Mitchell & McMein, 155 Franklin, New York, 2009
Those who remember the Nixon era will be familiar with the name John Mitchell, "Plumber." The John Mitchell who left his name on this bit of sidewalk plumbing, however, dates from an earlier time.
This John Mitchell was a native New Yorker, probably born around 1840. His birth date is uncertain. His entry in the 1900 U. S. Census says he was 50 years old and was born April 1850. However, several other sources contradict this date. The 1880 census says he was 37 years old (1843), the 1910 census says he was 70 (1840), the 1920 census says he was 78 (1842), and his obituary says he died in Feb. 1931 age 90 (1840). Probably, then, he was born in New York City in the early 1840s. His obituary notice in the New York Times, 24 Feb. 1931, p. 21, makes much of his service in the Civil War: "Major John Mitchell, who served during the entire Civil War as a private in the 170th New York Volunteers, died at the age of 90 on Sunday at his home at 64 East 127th Street. Mr. Mitchell was a retired plumbing contractor but until two weeks ago visited his former place of business daily. He had been active in Democratic politics. During the Civil War he was captured by Confederates and officially reported dead, but escaped and returned to his regiment. After the war he was brevetted a Major by President Johnson."
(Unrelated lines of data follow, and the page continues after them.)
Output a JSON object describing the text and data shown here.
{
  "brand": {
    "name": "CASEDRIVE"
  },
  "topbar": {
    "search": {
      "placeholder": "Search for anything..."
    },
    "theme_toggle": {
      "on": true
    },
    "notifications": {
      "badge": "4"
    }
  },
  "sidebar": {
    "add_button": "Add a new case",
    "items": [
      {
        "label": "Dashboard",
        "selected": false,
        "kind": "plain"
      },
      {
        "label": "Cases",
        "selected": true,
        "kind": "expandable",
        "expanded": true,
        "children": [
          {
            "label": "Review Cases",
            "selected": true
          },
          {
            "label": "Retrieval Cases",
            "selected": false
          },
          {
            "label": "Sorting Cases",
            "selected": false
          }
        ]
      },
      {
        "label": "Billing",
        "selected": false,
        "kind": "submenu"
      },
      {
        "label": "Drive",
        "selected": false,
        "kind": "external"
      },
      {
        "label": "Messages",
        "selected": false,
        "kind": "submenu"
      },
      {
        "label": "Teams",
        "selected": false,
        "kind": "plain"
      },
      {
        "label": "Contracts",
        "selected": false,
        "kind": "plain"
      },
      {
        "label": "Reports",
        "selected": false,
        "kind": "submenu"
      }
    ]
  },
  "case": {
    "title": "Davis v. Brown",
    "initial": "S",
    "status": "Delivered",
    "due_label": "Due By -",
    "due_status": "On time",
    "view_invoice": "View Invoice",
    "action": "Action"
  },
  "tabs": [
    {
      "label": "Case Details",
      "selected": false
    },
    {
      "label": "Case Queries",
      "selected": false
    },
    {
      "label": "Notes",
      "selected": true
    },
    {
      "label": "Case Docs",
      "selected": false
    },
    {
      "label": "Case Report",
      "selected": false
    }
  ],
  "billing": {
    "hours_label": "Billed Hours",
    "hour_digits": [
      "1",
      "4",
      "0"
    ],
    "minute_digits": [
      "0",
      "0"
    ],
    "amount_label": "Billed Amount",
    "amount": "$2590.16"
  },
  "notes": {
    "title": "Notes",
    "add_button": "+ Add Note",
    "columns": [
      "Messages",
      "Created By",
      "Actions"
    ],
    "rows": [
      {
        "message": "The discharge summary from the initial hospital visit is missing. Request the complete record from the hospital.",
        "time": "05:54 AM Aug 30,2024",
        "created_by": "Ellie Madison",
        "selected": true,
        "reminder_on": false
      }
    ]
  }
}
Civil War records for George R. McMein show that he enlisted in the New York 20th Light Artillery Battery on 10 Mar. 1863, was promoted to full corporal on 10 Mar. 1865, and was mustered out on 31 July 1865 at New York City. His record in the 1900 U. S. census gives his age as 56, born October, 1843, in New York. He died around 1904/05, and his widow, Sarah, is found in the U. S. Census of 1910 living on Webster Ave., Jersey City, New Jersey, with her step-son, George R. McMein, Jr., age 40. In the 1880 census McMein, a widower, lived at the same 270 Webster Ave., Jersey City, with 3 children, and his sister and her 2 children.
Mitchell and McMein were partners in the plumbing business for nearly forty years (approx. 1868 to 1904/05). They were located at 113-115 Hudson St. from 1874 to 1905. Mitchell continued at 170 West Broadway and later 180 West Broadway from 1905 until his death in 1931.